To make things even worse, the more advanced tools used in RE have been created for a totally different purpose (think Pin, VEX, QEMU, Bochs, virtualization…). Some nice works are being performed by folks like Sean Heelan, Silvio Cesare, the Sogeti R&D team (metasm, fuzzgrind) and the BitBlaze team (TEMU, Vine). But overall I can see no open, community-driven, formally sound approach.

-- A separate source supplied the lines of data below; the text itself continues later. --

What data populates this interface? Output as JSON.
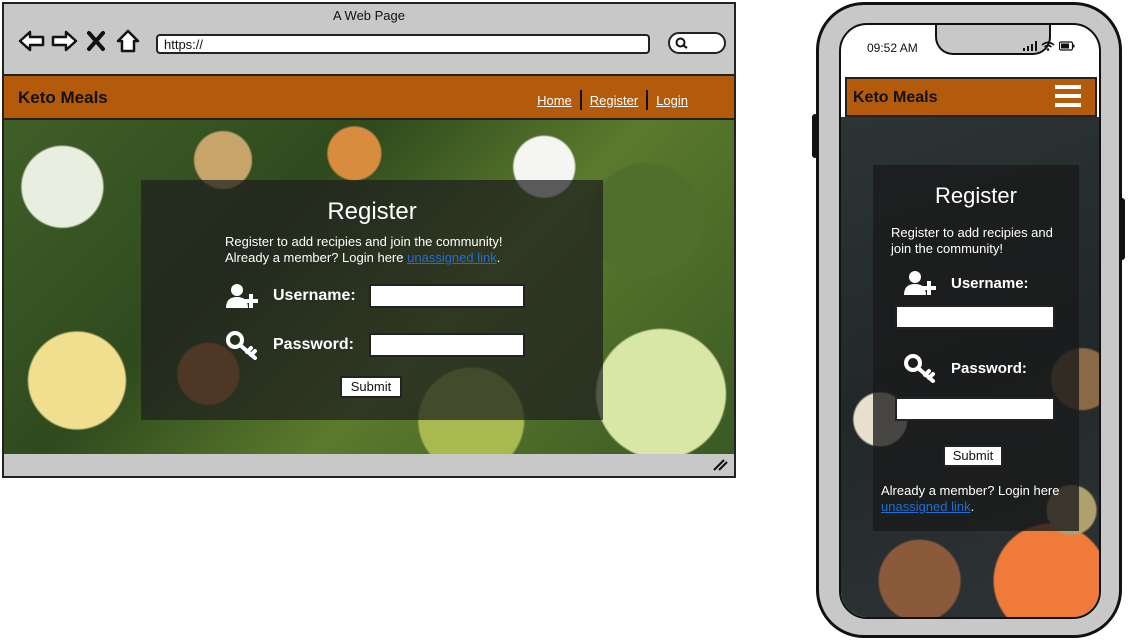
{
  "desktop": {
    "window_title": "A Web Page",
    "url": "https://",
    "brand": "Keto Meals",
    "nav": [
      {
        "label": "Home"
      },
      {
        "label": "Register"
      },
      {
        "label": "Login"
      }
    ],
    "form": {
      "title": "Register",
      "intro_line1": "Register to add recipies and join the community!",
      "intro_line2": "Already a member? Login here",
      "link_text": "unassigned link",
      "after_link": ".",
      "username_label": "Username:",
      "password_label": "Password:",
      "submit_label": "Submit"
    }
  },
  "mobile": {
    "time": "09:52 AM",
    "brand": "Keto Meals",
    "form": {
      "title": "Register",
      "intro": "Register to add recipies and join the community!",
      "username_label": "Username:",
      "password_label": "Password:",
      "submit_label": "Submit",
      "footer_text": "Already a member? Login here",
      "link_text": "unassigned link",
      "after_link": "."
    }
  },
  "colors": {
    "header": "#b35b0a",
    "link": "#1f6fd6",
    "panel": "rgba(30,30,30,0.72)"
  },
  "icons": [
    "back-arrow-icon",
    "forward-arrow-icon",
    "close-icon",
    "home-icon",
    "search-icon",
    "add-user-icon",
    "key-icon",
    "menu-icon",
    "signal-icon",
    "wifi-icon",
    "battery-icon",
    "resize-grip-icon"
  ]
}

The tools are either not FOSS, limited in scope, or just not-that-reusable.
There is a number of potential factors to explain the situation:
- reversers are not developers (this, I think, is a big factor)
- reversers are solitary, basement programmers (not to mention cheese pops and japanese tentacle porn)
- the complexity of x86 + Windows makes the entry cost too high for academics
We are therefore left with a research niche with virtually no academics, little to no developer community, that still pumps some big bucks. The only player left is the security industry, i.e. corporations which have absolutely no incentive to solve the problem.
Did I miss something, or is the picture really that grim?